Häufig gestellte Fragen
Worum geht es in dieser wissenschaftlichen Arbeit grundlegend?
Die Arbeit befasst sich mit der anthropologischen Analyse des menschlichen Körpers, wobei sie kritisch untersucht, wie der Körper traditionell durch dualistische Trennungen von Geist und Materie in der westlichen Philosophie fehlinterpretiert wurde.
Welche thematischen Schwerpunkte werden in der Untersuchung gesetzt?
Die Schwerpunkte liegen auf der Gesellschaftlichkeit des Körpers, der Unterscheidung zwischen Körper und Leib, der Bedeutung des Habitus für die Kulturproduktion sowie dem methodologischen Konzept des Embodiment.
Was ist das primäre Ziel oder die zentrale Forschungsfrage der Arbeit?
Ziel ist es zu erörtern, wie der Körper als Produkt und gleichzeitig als Produzent gesellschaftlicher Wirklichkeit gedacht werden kann, anstatt ihn lediglich als eine vermeintlich natürlich gegebene Tatsache vorauszusetzen.

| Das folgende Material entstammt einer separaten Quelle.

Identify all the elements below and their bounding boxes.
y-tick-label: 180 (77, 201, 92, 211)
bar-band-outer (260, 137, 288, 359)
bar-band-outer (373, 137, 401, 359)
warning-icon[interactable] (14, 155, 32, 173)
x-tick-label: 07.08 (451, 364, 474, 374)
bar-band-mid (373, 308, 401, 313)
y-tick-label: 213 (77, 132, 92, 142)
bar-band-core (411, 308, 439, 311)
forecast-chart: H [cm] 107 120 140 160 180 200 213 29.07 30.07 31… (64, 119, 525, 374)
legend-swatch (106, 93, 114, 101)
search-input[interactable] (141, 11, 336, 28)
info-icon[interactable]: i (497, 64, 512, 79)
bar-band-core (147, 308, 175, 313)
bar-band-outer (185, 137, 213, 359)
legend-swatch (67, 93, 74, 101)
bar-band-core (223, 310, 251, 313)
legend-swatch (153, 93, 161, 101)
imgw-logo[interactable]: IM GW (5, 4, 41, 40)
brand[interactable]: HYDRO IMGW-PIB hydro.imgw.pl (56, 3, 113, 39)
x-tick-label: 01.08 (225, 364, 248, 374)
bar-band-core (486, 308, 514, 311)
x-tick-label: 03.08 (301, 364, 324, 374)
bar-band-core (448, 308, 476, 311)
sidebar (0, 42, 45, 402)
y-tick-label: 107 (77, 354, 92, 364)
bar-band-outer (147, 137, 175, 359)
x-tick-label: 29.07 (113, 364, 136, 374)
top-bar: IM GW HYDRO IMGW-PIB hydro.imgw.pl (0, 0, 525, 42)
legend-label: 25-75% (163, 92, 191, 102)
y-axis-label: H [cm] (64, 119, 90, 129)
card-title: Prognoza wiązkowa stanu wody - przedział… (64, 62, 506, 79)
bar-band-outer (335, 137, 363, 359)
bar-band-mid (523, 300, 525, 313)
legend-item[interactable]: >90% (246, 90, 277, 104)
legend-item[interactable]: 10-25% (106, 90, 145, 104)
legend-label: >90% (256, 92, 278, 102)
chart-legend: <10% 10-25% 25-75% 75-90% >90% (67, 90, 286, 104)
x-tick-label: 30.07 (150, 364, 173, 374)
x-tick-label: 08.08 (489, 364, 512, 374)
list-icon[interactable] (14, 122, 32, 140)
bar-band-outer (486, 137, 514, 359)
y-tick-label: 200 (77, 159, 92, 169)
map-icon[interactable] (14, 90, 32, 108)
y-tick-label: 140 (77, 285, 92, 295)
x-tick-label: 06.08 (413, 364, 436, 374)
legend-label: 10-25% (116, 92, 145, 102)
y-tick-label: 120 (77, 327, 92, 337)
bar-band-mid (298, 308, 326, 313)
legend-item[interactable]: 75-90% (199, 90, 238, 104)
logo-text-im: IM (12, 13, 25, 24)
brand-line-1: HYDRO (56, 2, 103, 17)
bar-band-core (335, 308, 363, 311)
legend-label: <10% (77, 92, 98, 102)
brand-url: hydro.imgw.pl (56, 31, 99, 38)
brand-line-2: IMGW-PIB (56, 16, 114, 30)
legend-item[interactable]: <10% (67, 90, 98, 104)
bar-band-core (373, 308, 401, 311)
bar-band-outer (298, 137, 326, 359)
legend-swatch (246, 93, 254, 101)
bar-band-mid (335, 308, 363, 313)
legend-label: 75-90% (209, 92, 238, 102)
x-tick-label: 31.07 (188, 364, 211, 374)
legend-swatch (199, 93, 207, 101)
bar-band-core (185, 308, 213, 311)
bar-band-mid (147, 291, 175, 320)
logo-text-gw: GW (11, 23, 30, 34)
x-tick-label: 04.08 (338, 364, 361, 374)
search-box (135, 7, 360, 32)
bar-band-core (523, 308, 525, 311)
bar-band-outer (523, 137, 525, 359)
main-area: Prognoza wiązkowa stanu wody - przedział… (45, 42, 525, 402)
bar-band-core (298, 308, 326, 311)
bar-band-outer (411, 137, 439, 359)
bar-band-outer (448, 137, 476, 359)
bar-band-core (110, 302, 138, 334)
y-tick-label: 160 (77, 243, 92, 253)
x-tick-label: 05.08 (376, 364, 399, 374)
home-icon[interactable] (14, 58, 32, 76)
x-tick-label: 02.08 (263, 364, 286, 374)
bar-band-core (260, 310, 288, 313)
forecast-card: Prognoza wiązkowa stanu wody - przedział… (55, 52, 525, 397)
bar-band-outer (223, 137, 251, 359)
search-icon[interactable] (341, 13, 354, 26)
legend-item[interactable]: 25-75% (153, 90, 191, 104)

Welche wissenschaftlichen Methoden oder theoretischen Ansätze werden verwendet?
Die Arbeit nutzt eine theoretische Analyse ethnologischer und philosophischer Körperkonzepte, insbesondere unter Rückgriff auf Ansätze von Christoph Wulff, Robert Gugutzer, Maurice Merleau-Ponty, Pierre Bourdieu und Thomas J. Csordas.
Was wird im Hauptteil der Arbeit behandelt?
Im Hauptteil werden zunächst die Konzepte des Körpers als Produkt und als Produzent von Kultur analysiert, anschließend die Begriffe Körper und Leib sprachlich und inhaltlich differenziert und abschließend das Konzept des Embodiment als Paradigma zur Überwindung von Dualismen untersucht.
Welche Begriffe charakterisieren die Arbeit am stärksten?
Die zentralen Charakteristika sind die Überwindung des Dualismus, die ganzheitliche Perspektive auf den Leib als kulturell handelndes Subjekt sowie die Interdependenz von Individuum und Gesellschaft.
Wie unterscheidet die Autorin zwischen Körper und Leib?
Der Körper wird primär als objektivierte, materielle und natürliche Gegebenheit verstanden, während der Leib als ein ganzheitliches Wahrnehmungs- und Handlungspotential definiert wird, das Körper und Geist in einem Wechselspiel verbindet.
Inwiefern leistet das Konzept des Embodiment nach Csordas einen Beitrag zur Arbeit?
Es dient als methodologische Perspektive, um die dualistischen Trennungen (Subjekt/Objekt, Körper/Geist) aufzulösen und den Körper als „Ursprungsort von Kultur“ in einer holistischen Weise zu erfassen.